Entropy on strand
Hey @ArtRand,
I just wanted to write to ask for a feature request for entropy which would be to make it "strand aware" by allowing us to specify the strand for each region -, + or ..
It would also be convenient if the documentation specified the headers for the output files when --regions is specified.
Thanks!
Hello @Ge0rges,
I agree that the BED file should direct the strand to use. I'll be sure to add it along with the multi-base work.
Also I've noticed sometimes the output regions.bed is empty with no error printed?
The final log will report 0 regions processed successfully in this case.

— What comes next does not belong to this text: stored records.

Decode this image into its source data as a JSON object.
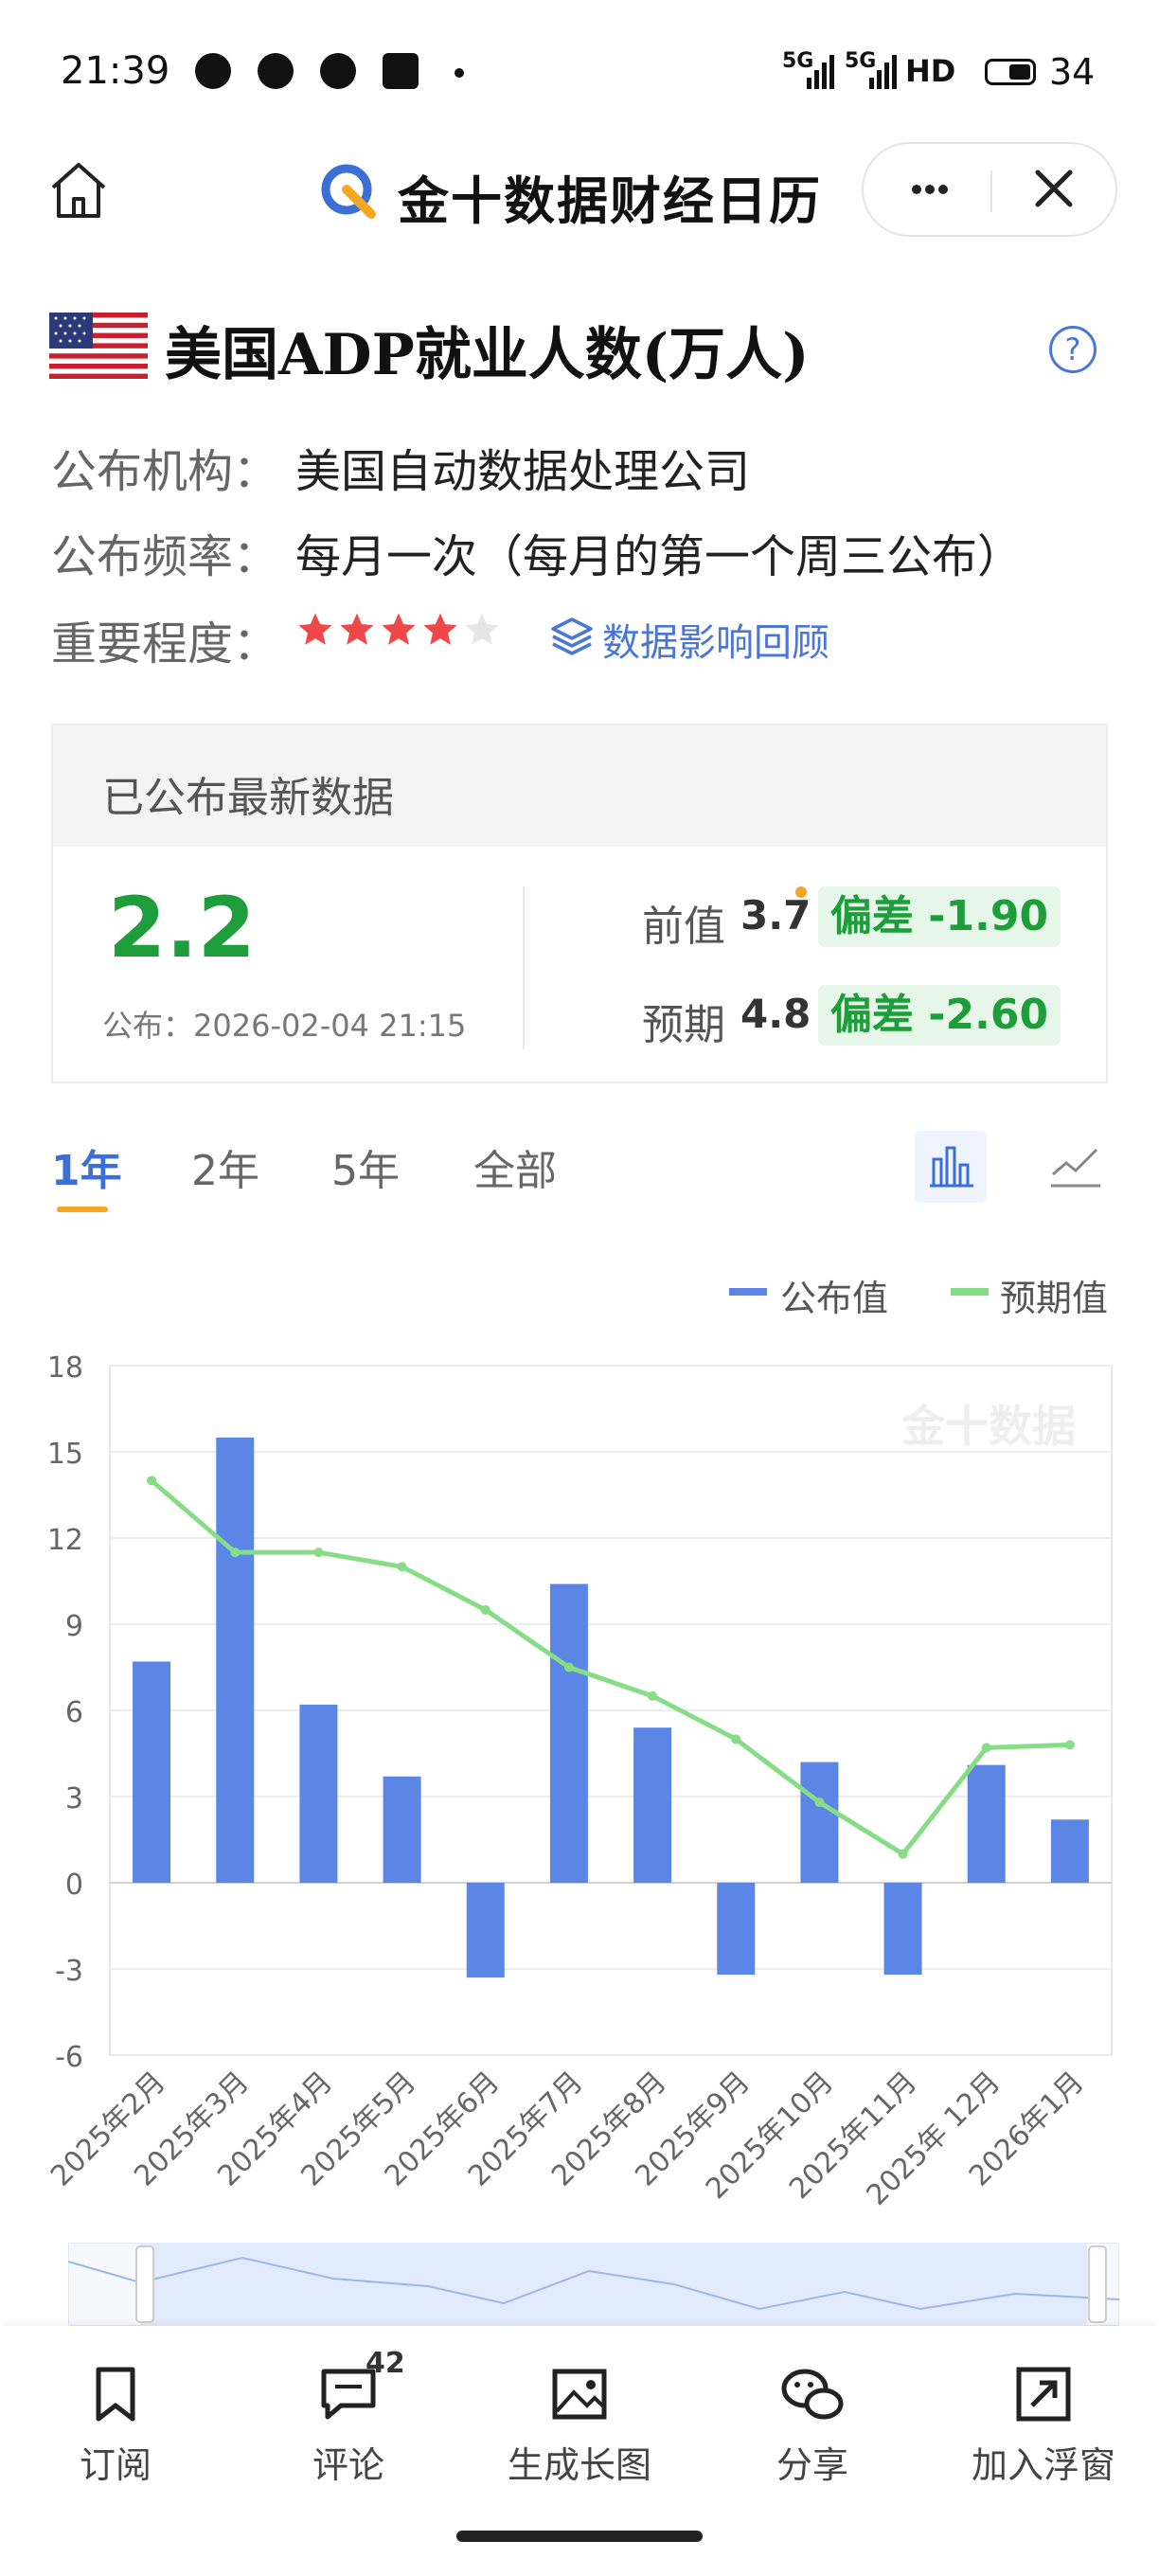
{
  "status_bar": {
    "time": "21:39",
    "signal_1": "5G",
    "signal_2": "5G",
    "network": "HD",
    "battery": "34"
  },
  "header": {
    "title": "金十数据财经日历",
    "home_icon": "home-icon",
    "more_icon": "more-icon",
    "close_icon": "close-icon"
  },
  "indicator": {
    "title": "美国ADP就业人数(万人)",
    "publisher_label": "公布机构：",
    "publisher": "美国自动数据处理公司",
    "frequency_label": "公布频率：",
    "frequency": "每月一次（每月的第一个周三公布）",
    "importance_label": "重要程度：",
    "importance_stars": 4,
    "importance_max": 5,
    "impact_link": "数据影响回顾",
    "help": "?"
  },
  "latest": {
    "title": "已公布最新数据",
    "actual": "2.2",
    "publish_time": "公布：2026-02-04 21:15",
    "previous_label": "前值",
    "previous": "3.7",
    "previous_deviation": "偏差 -1.90",
    "forecast_label": "预期",
    "forecast": "4.8",
    "forecast_deviation": "偏差 -2.60"
  },
  "tabs": {
    "y1": "1年",
    "y2": "2年",
    "y5": "5年",
    "all": "全部"
  },
  "legend": {
    "actual": "公布值",
    "expected": "预期值"
  },
  "watermark": "金十数据",
  "colors": {
    "bar": "#5b86e5",
    "line": "#86dd86",
    "accent": "#3b6fd6",
    "positive": "#1e9e3a",
    "star": "#f04848"
  },
  "chart_data": {
    "type": "bar",
    "categories": [
      "2025年2月",
      "2025年3月",
      "2025年4月",
      "2025年5月",
      "2025年6月",
      "2025年7月",
      "2025年8月",
      "2025年9月",
      "2025年10月",
      "2025年11月",
      "2025年 12月",
      "2026年1月"
    ],
    "series": [
      {
        "name": "公布值",
        "type": "bar",
        "values": [
          7.7,
          15.5,
          6.2,
          3.7,
          -3.3,
          10.4,
          5.4,
          -3.2,
          4.2,
          -3.2,
          4.1,
          2.2
        ]
      },
      {
        "name": "预期值",
        "type": "line",
        "values": [
          14.0,
          11.5,
          11.5,
          11.0,
          9.5,
          7.5,
          6.5,
          5.0,
          2.8,
          1.0,
          4.7,
          4.8
        ]
      }
    ],
    "yticks": [
      18,
      15,
      12,
      9,
      6,
      3,
      0,
      -3,
      -6
    ],
    "ylim": [
      -6,
      18
    ],
    "grid": true,
    "legend": "top-right"
  },
  "bottom_nav": [
    {
      "label": "订阅",
      "icon": "bookmark-icon"
    },
    {
      "label": "评论",
      "icon": "comment-icon",
      "badge": "42"
    },
    {
      "label": "生成长图",
      "icon": "image-icon"
    },
    {
      "label": "分享",
      "icon": "wechat-icon"
    },
    {
      "label": "加入浮窗",
      "icon": "float-window-icon"
    }
  ]
}
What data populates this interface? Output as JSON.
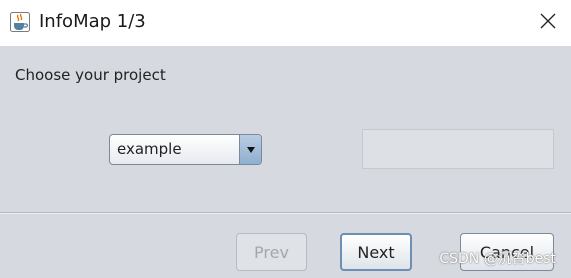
{
  "window": {
    "title": "InfoMap 1/3",
    "app_icon": "java-cup-icon",
    "close_icon": "close-icon"
  },
  "content": {
    "prompt": "Choose your project",
    "project_select": {
      "selected": "example",
      "arrow_icon": "triangle-down-icon"
    },
    "text_field": {
      "value": "",
      "placeholder": ""
    }
  },
  "buttons": {
    "prev": "Prev",
    "next": "Next",
    "cancel": "Cancel"
  },
  "watermark": "CSDN @沉沓best",
  "colors": {
    "background": "#d6d9df",
    "titlebar": "#ffffff",
    "focus_border": "#6d8fb3"
  }
}
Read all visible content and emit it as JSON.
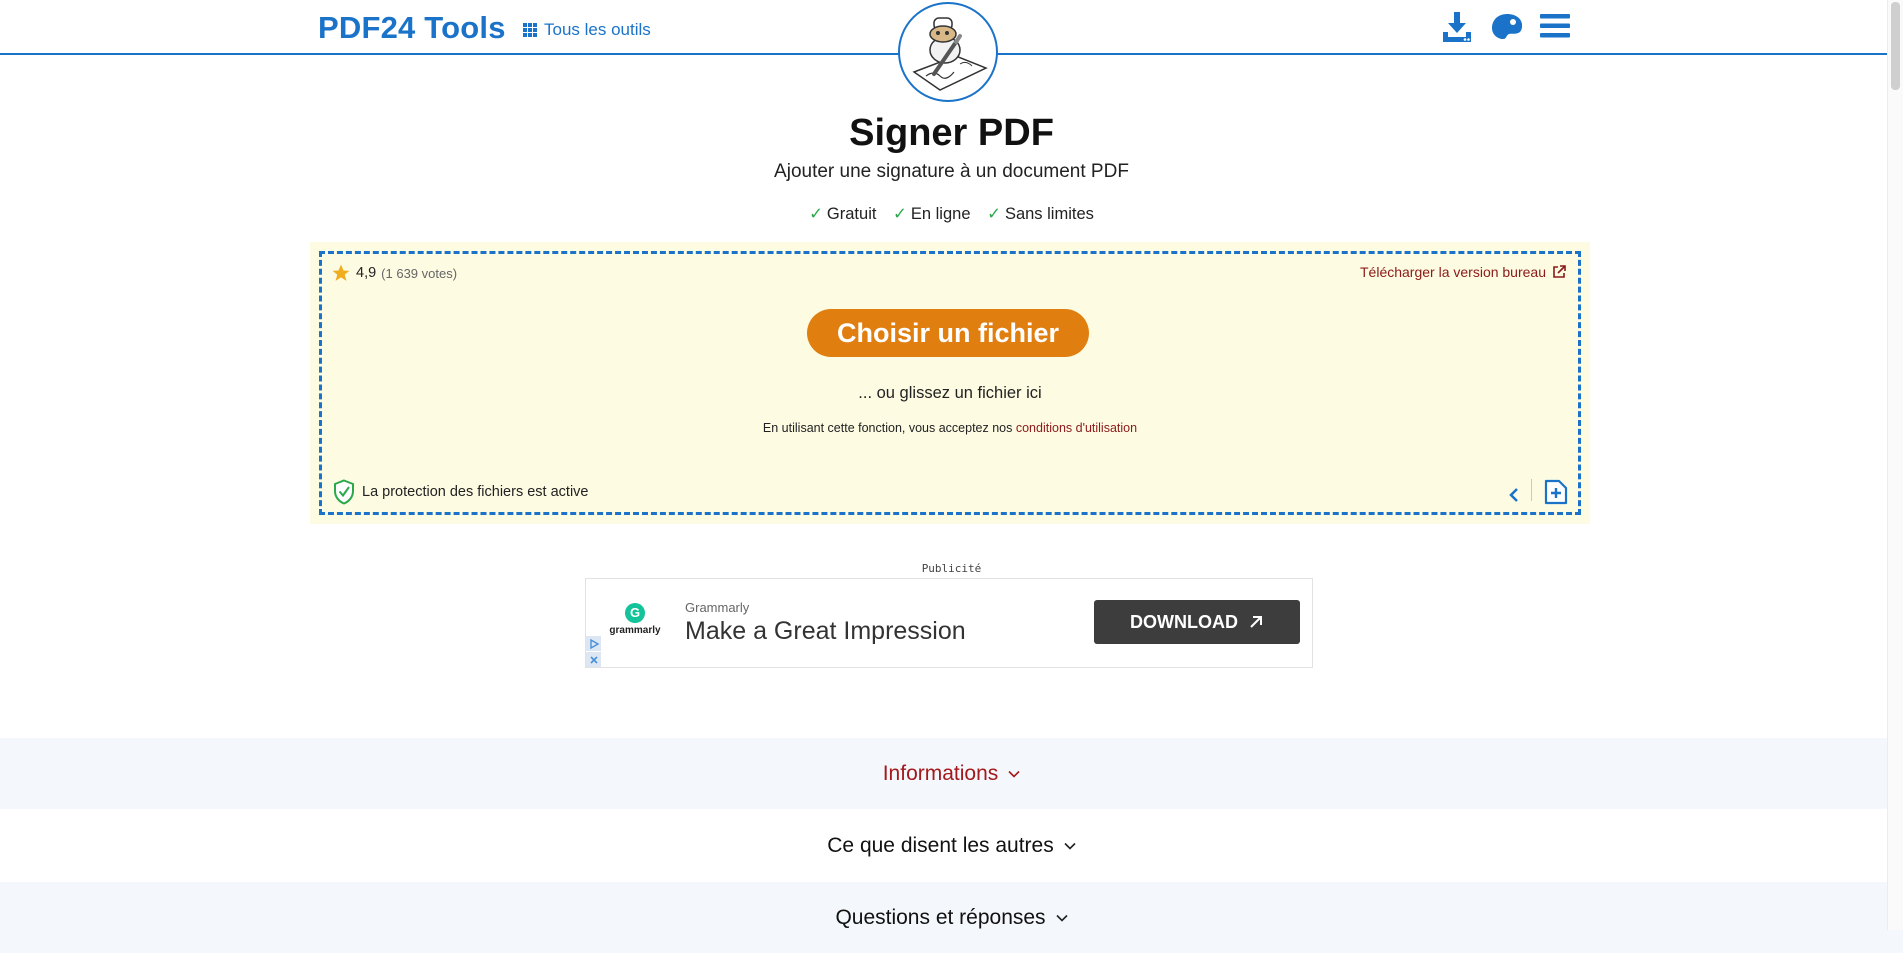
{
  "header": {
    "logo": "PDF24 Tools",
    "all_tools": "Tous les outils",
    "icons": [
      "grid-icon",
      "download-icon",
      "palette-icon",
      "menu-icon"
    ]
  },
  "tool": {
    "title": "Signer PDF",
    "subtitle": "Ajouter une signature à un document PDF",
    "features": [
      {
        "check": "✓",
        "label": "Gratuit"
      },
      {
        "check": "✓",
        "label": "En ligne"
      },
      {
        "check": "✓",
        "label": "Sans limites"
      }
    ]
  },
  "upload": {
    "rating": "4,9",
    "votes": "(1 639 votes)",
    "rating_value": 4.9,
    "desktop_link": "Télécharger la version bureau",
    "choose_button": "Choisir un fichier",
    "drop_text": "... ou glissez un fichier ici",
    "terms_prefix": "En utilisant cette fonction, vous acceptez nos",
    "terms_link": "conditions d'utilisation",
    "protection": "La protection des fichiers est active"
  },
  "ad": {
    "label": "Publicité",
    "logo_letter": "G",
    "logo_name": "grammarly",
    "brand": "Grammarly",
    "headline": "Make a Great Impression",
    "button": "DOWNLOAD"
  },
  "accordions": [
    {
      "label": "Informations",
      "color": "#a3191c"
    },
    {
      "label": "Ce que disent les autres",
      "color": "#111111"
    },
    {
      "label": "Questions et réponses",
      "color": "#111111"
    }
  ],
  "colors": {
    "brand_blue": "#1a73c8",
    "cta_orange": "#e07e10",
    "zone_bg": "#fdfbe2",
    "link_red": "#8b1a1a",
    "check_green": "#2aa84a"
  }
}
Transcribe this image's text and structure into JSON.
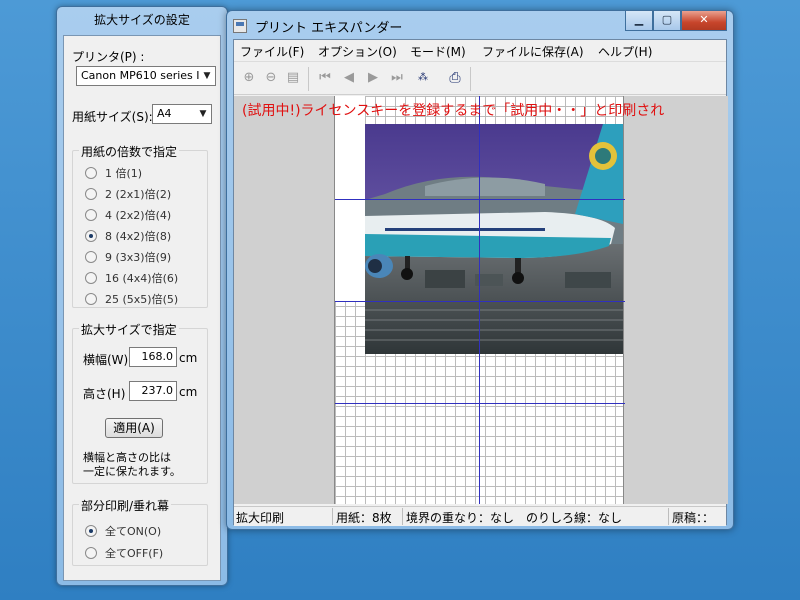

There is always a bit of a balance to strike with respect to informing the user why something was ineligible to calculate a result and making the logs very verbose and hard to follow. Perhaps a better solution is to tabulate how many regions failed and their reasons?
Hey @ArtRand could you let me know what schema for the output is when --regions is specified?
Hello @Ge0rges,
The schema is:
| col | Name | Description | type |
|---|---|---|---|
| 1 | chrom | chromosome of the region | str |
| 2 | start | 0-based start position of the region | int |
| 3 | end | 0-based end position of the region | int |
| 4 | region_name | name of the region from the input BED file | str |
| 5 | mean_entropy | average entropy of the passing windows included in the region | float |
| 6 | strand | strand of the region {+, -, . } |
str |
| 7 | median_entropy | median entropy of the passing windows included in the region | float |
| 8 | min_entropy | minimum passing window entropy | float |
| 9 | max_entropy | maximum passing window entropy | float |
| 10 | mean_num_reads | average number of reads used in the passing windows' entropy calculation | float |
| 11 | min_num_reads | minimum number of reads used in the passing windows' entropy calculation | int |
| 12 | max_num_reads | minimum number of reads used in the passing windows' entropy calculation | int |
| 13 | successful_window_count | number of passing windows in the region | int |
| 14 | failed_window_count | number of failed windows in the region | int |
You can also pass the --header flag to get a header line in the output.
I'll add this to the documentation.